Optional output files will be retained if process_output_type =
all
or if process_output_type =custom
and the dataset name is specified in the ProcessOutputs metadata for the given process.Plugins may output additional optional output files.
The Log#
The Python processor can generate an execution log which provides valuable information about the imputation process which is useful for debugging and analytical purposes. The level of information logged can be configured via the log_level
parameter of your input JSON file.
If 0, no log file is produced at all, only warnings, errors and a summarization of each procedure is written to the console after it is performed. This summary is always printed, even at levels 1 and 2.
If 1 (the default value if
log_level
is not set), the log file contains INFO-level messages, which is primarily the output from the execution of each proc from the Banff package, as well as warnings and errors.Finally, if 2, the log file contains all messages from 1 as well as any DEBUG-level messages, such as more granular information about produced and processed datasets.

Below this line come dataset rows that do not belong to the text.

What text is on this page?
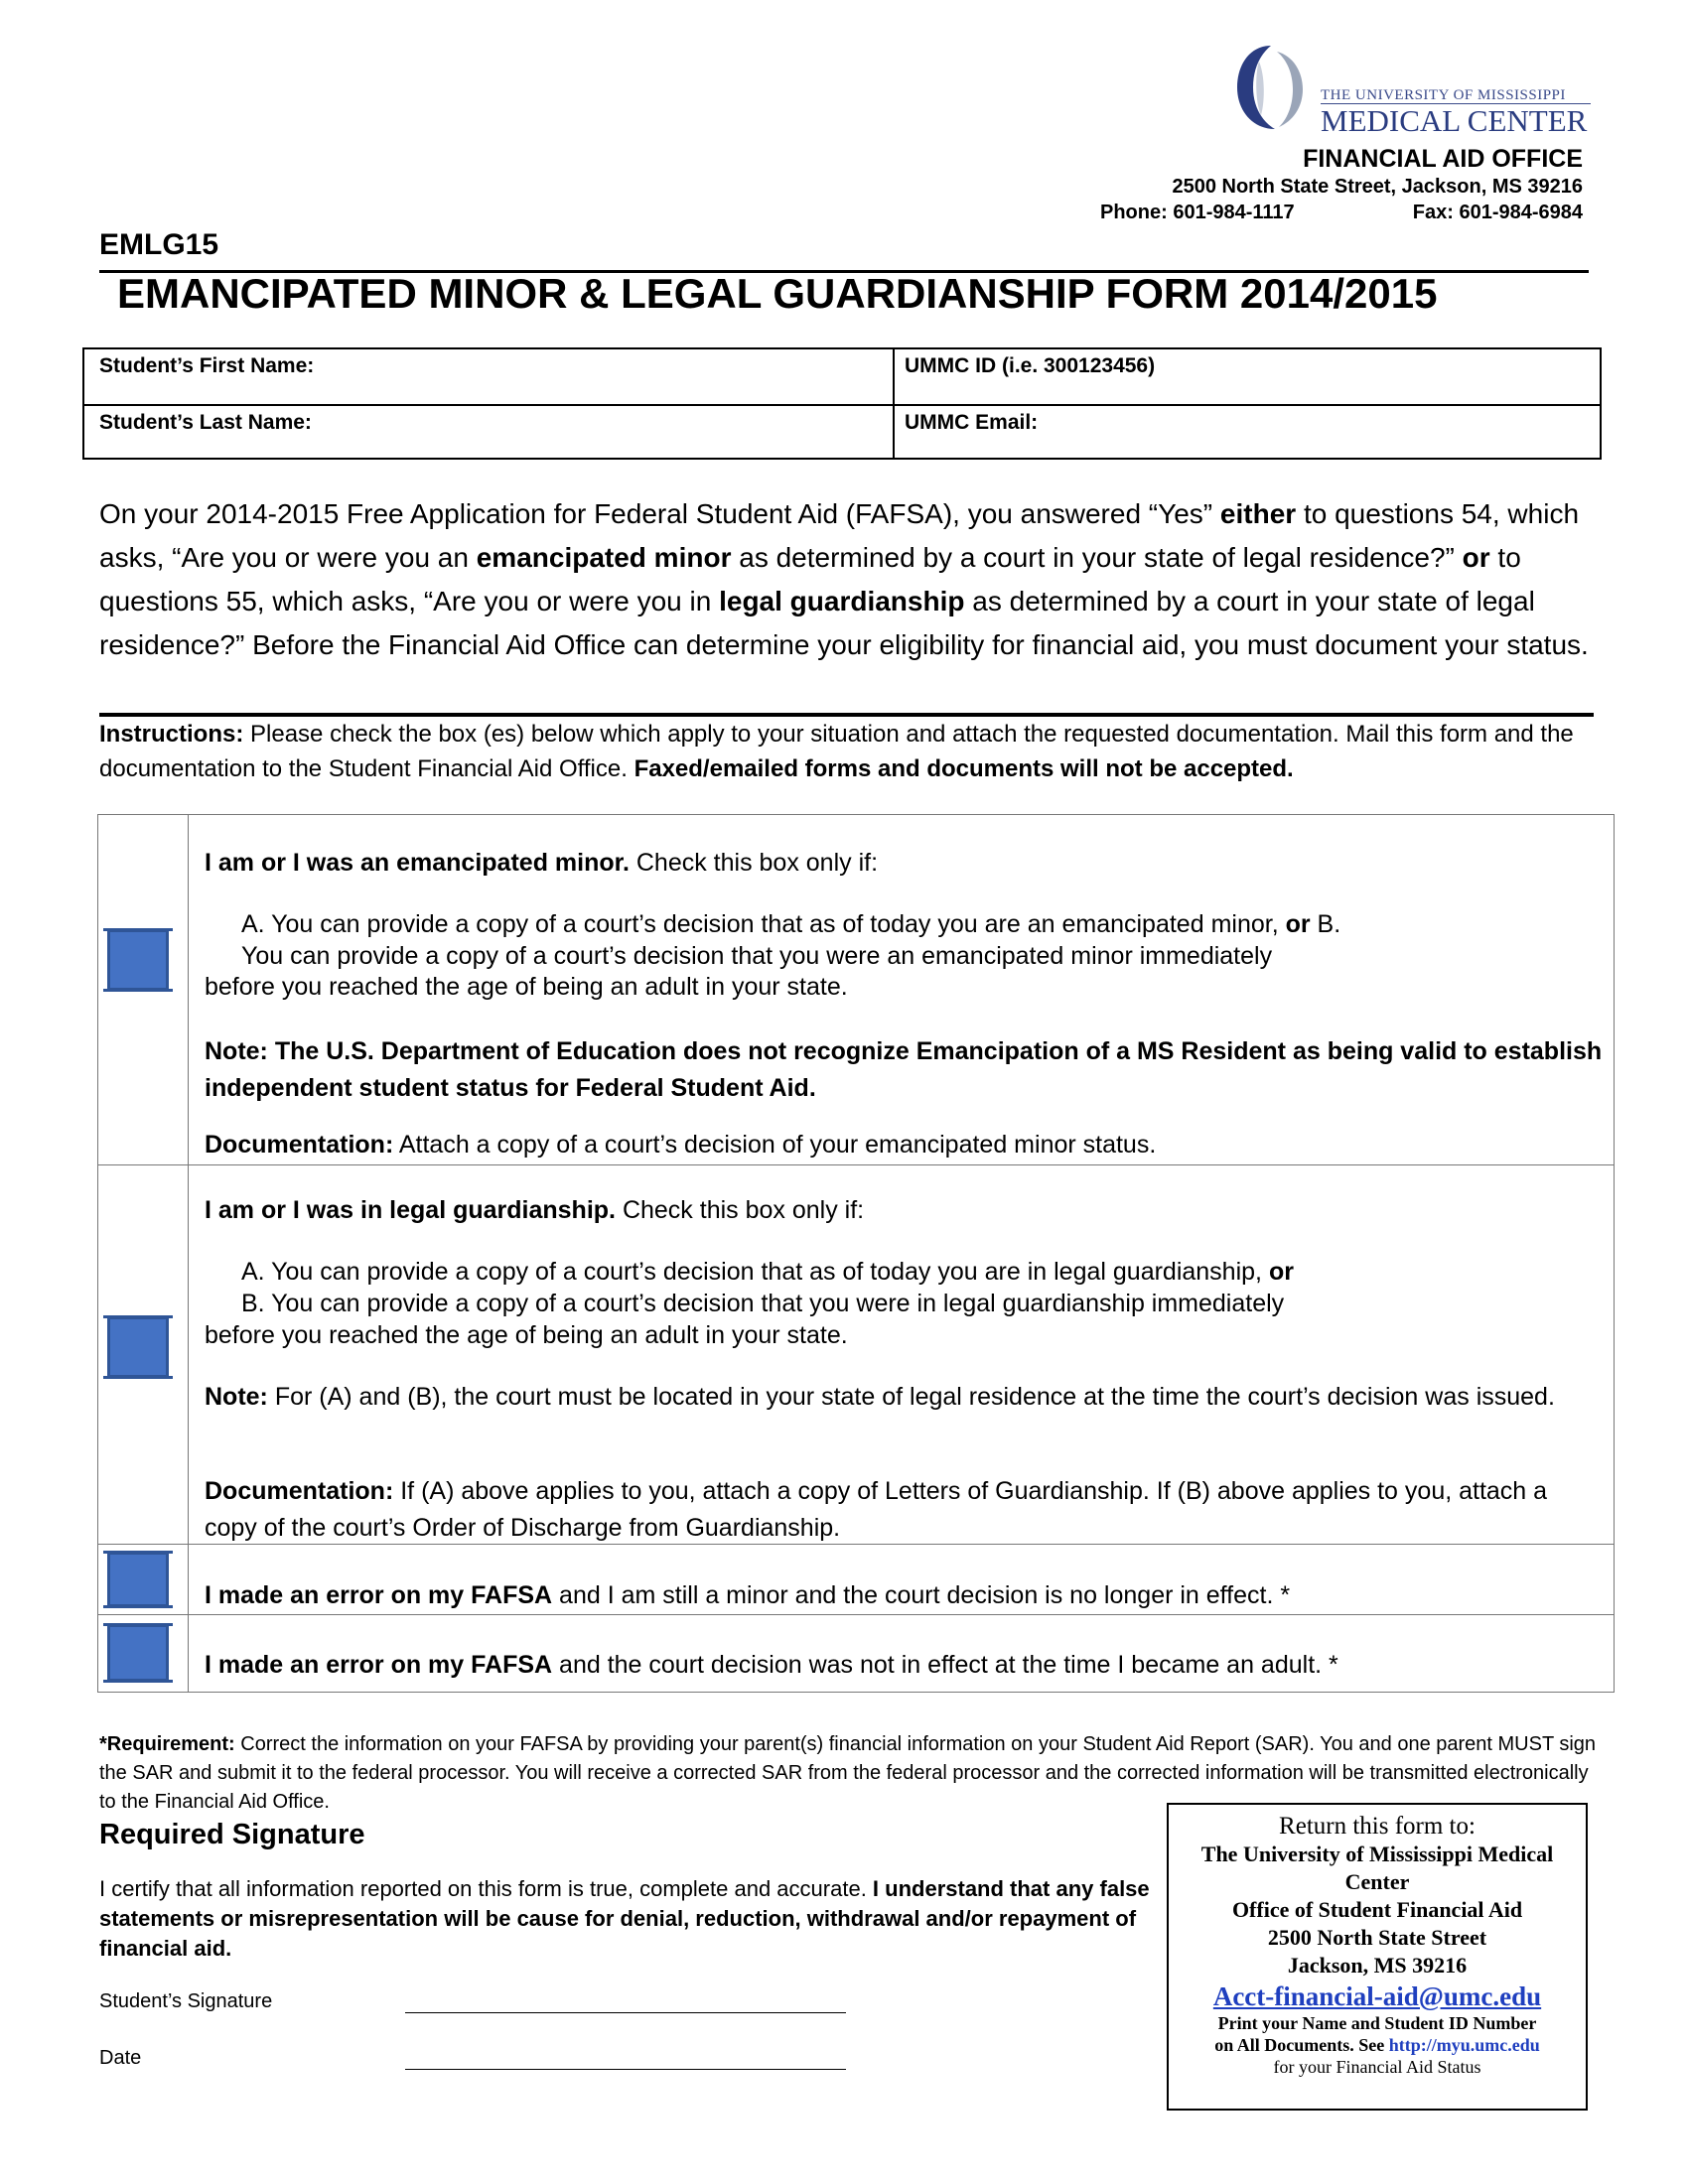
THE UNIVERSITY OF MISSISSIPPI
MEDICAL CENTER
FINANCIAL AID OFFICE
2500 North State Street, Jackson, MS 39216
Phone: 601-984-1117	Fax: 601-984-6984
EMLG15
EMANCIPATED MINOR & LEGAL GUARDIANSHIP FORM 2014/2015
Student’s First Name:	UMMC ID (i.e. 300123456)
Student’s Last Name:	UMMC Email:
On your 2014-2015 Free Application for Federal Student Aid (FAFSA), you answered “Yes” either to questions 54, which asks, “Are you or were you an emancipated minor as determined by a court in your state of legal residence?” or to questions 55, which asks, “Are you or were you in legal guardianship as determined by a court in your state of legal residence?” Before the Financial Aid Office can determine your eligibility for financial aid, you must document your status.
Instructions: Please check the box (es) below which apply to your situation and attach the requested documentation. Mail this form and the documentation to the Student Financial Aid Office. Faxed/emailed forms and documents will not be accepted.
I am or I was an emancipated minor. Check this box only if:
A. You can provide a copy of a court’s decision that as of today you are an emancipated minor, or B.
You can provide a copy of a court’s decision that you were an emancipated minor immediately
before you reached the age of being an adult in your state.
Note: The U.S. Department of Education does not recognize Emancipation of a MS Resident as being valid to establish independent student status for Federal Student Aid.
Documentation: Attach a copy of a court’s decision of your emancipated minor status.
I am or I was in legal guardianship. Check this box only if:
A. You can provide a copy of a court’s decision that as of today you are in legal guardianship, or
B. You can provide a copy of a court’s decision that you were in legal guardianship immediately
before you reached the age of being an adult in your state.
Note: For (A) and (B), the court must be located in your state of legal residence at the time the court’s decision was issued.
Documentation: If (A) above applies to you, attach a copy of Letters of Guardianship. If (B) above applies to you, attach a copy of the court’s Order of Discharge from Guardianship.
I made an error on my FAFSA and I am still a minor and the court decision is no longer in effect. *
I made an error on my FAFSA and the court decision was not in effect at the time I became an adult. *
*Requirement: Correct the information on your FAFSA by providing your parent(s) financial information on your Student Aid Report (SAR). You and one parent MUST sign the SAR and submit it to the federal processor. You will receive a corrected SAR from the federal processor and the corrected information will be transmitted electronically to the Financial Aid Office.
Required Signature
I certify that all information reported on this form is true, complete and accurate. I understand that any false statements or misrepresentation will be cause for denial, reduction, withdrawal and/or repayment of financial aid.
Student’s Signature
Date
Return this form to:
The University of Mississippi Medical
Center
Office of Student Financial Aid
2500 North State Street
Jackson, MS 39216
Acct-financial-aid@umc.edu
Print your Name and Student ID Number
on All Documents. See http://myu.umc.edu
for your Financial Aid Status
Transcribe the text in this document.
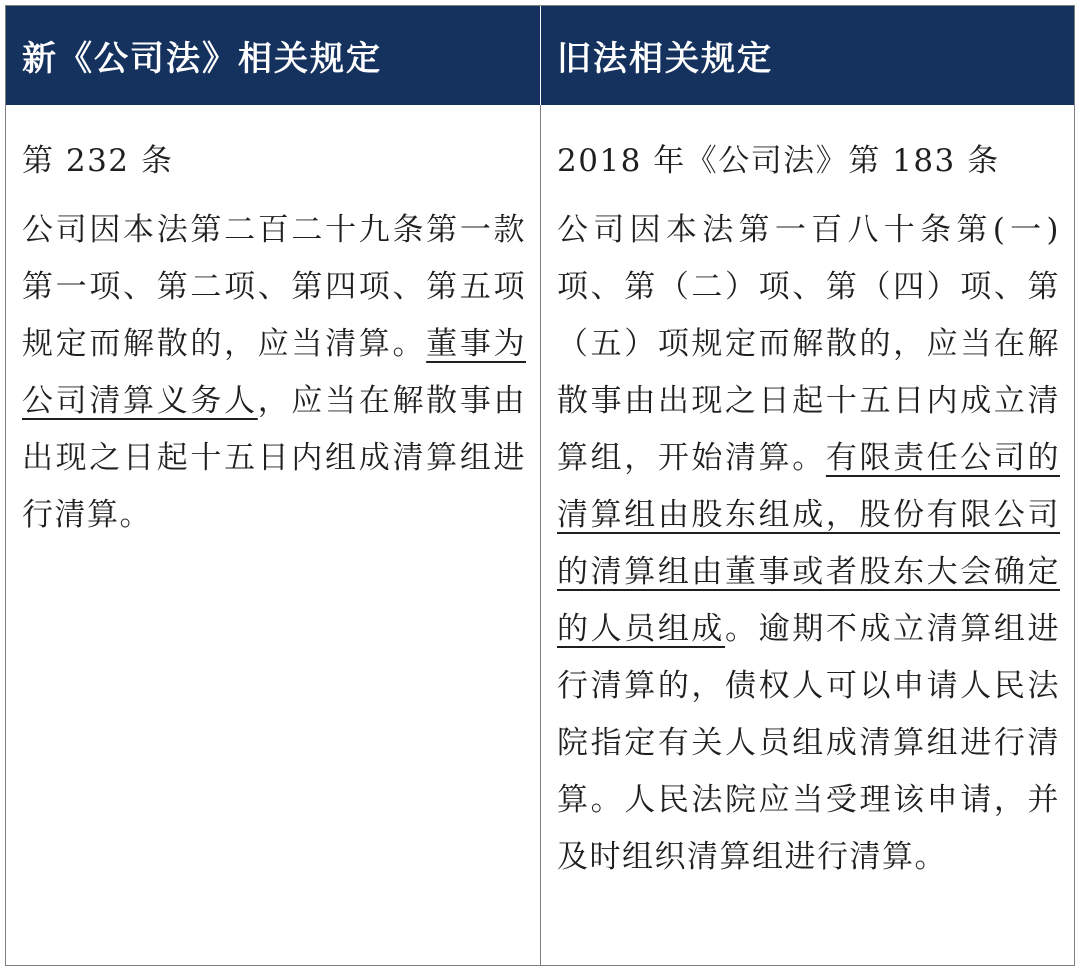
新《公司法》相关规定	旧法相关规定

第 232 条

公司因本法第二百二十九条第一款第一项、第二项、第四项、第五项规定而解散的，应当清算。董事为公司清算义务人，应当在解散事由出现之日起十五日内组成清算组进行清算。

2018 年《公司法》第 183 条

公司因本法第一百八十条第(一)项、第（二）项、第（四）项、第（五）项规定而解散的，应当在解散事由出现之日起十五日内成立清算组，开始清算。有限责任公司的清算组由股东组成，股份有限公司的清算组由董事或者股东大会确定的人员组成。逾期不成立清算组进行清算的，债权人可以申请人民法院指定有关人员组成清算组进行清算。人民法院应当受理该申请，并及时组织清算组进行清算。
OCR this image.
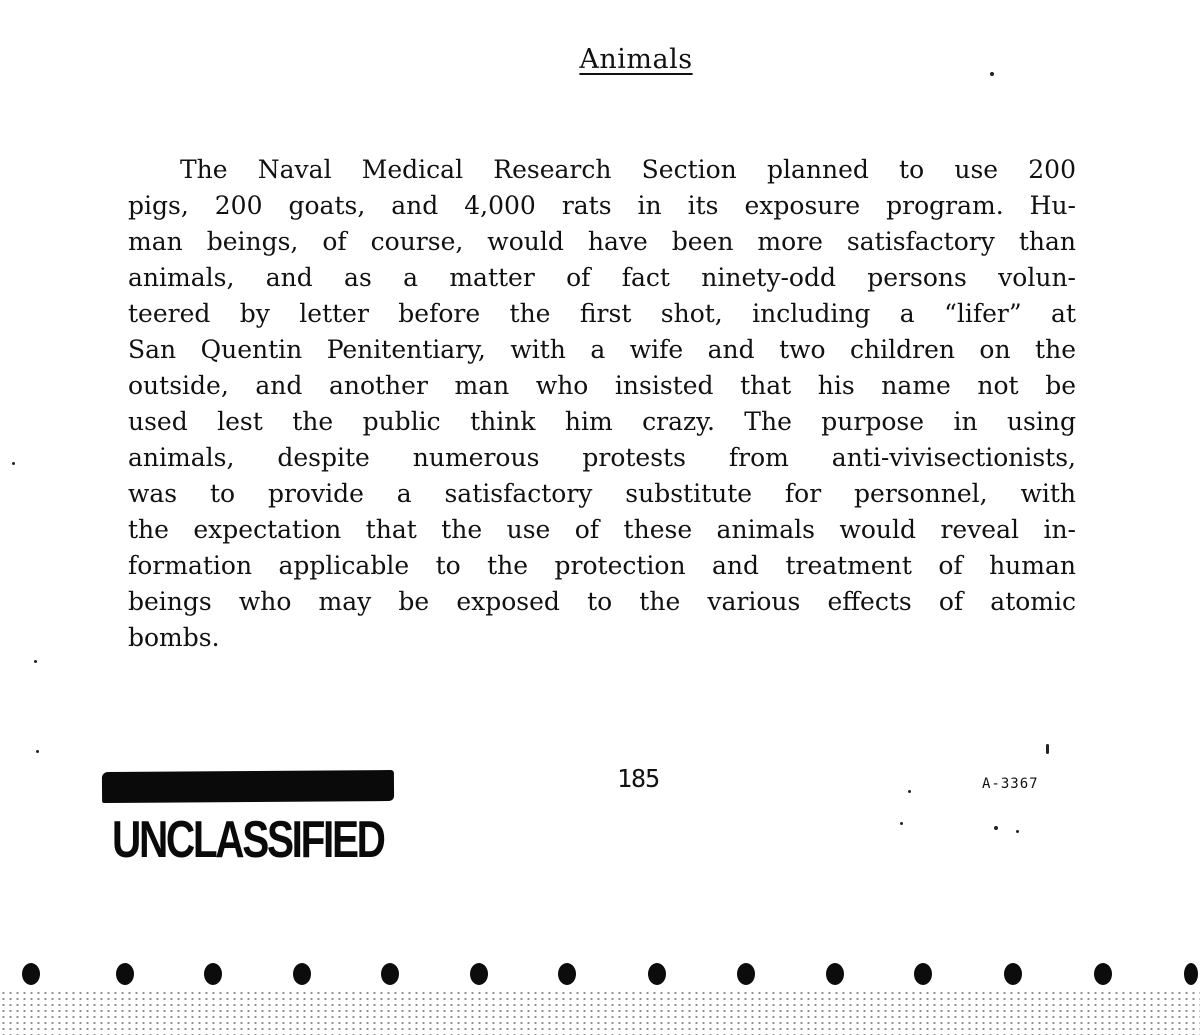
Animals
The Naval Medical Research Section planned to use 200
pigs, 200 goats, and 4,000 rats in its exposure program. Hu-
man beings, of course, would have been more satisfactory than
animals, and as a matter of fact ninety-odd persons volun-
teered by letter before the first shot, including a “lifer” at
San Quentin Penitentiary, with a wife and two children on the
outside, and another man who insisted that his name not be
used lest the public think him crazy. The purpose in using
animals, despite numerous protests from anti-vivisectionists,
was to provide a satisfactory substitute for personnel, with
the expectation that the use of these animals would reveal in-
formation applicable to the protection and treatment of human
beings who may be exposed to the various effects of atomic
bombs.
UNCLASSIFIED
185	A-3367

The processor keeps a maximum of 6 log files at once. The most recent job is always logged to banffprocessor.log
and when a new job is run, a number is appended to the old log file and a new log is created for the new job. The numbering goes from newest to oldest (i.e. banffprocessor.log
is the log for the most recent job, banffprocessor.log.1
is from the next most recent and banffprocessor.log.5
is from the oldest job).
Process Block Output#
When a new process block is to be run, a special folder is created in the output folder for the calling block. This new output folder is named after the new block’s parameters and upon completion of the block will contain all of the files created by the child block. No new log file is created, however. All log outputs for child blocks can be found in the main log file found in the root input folder.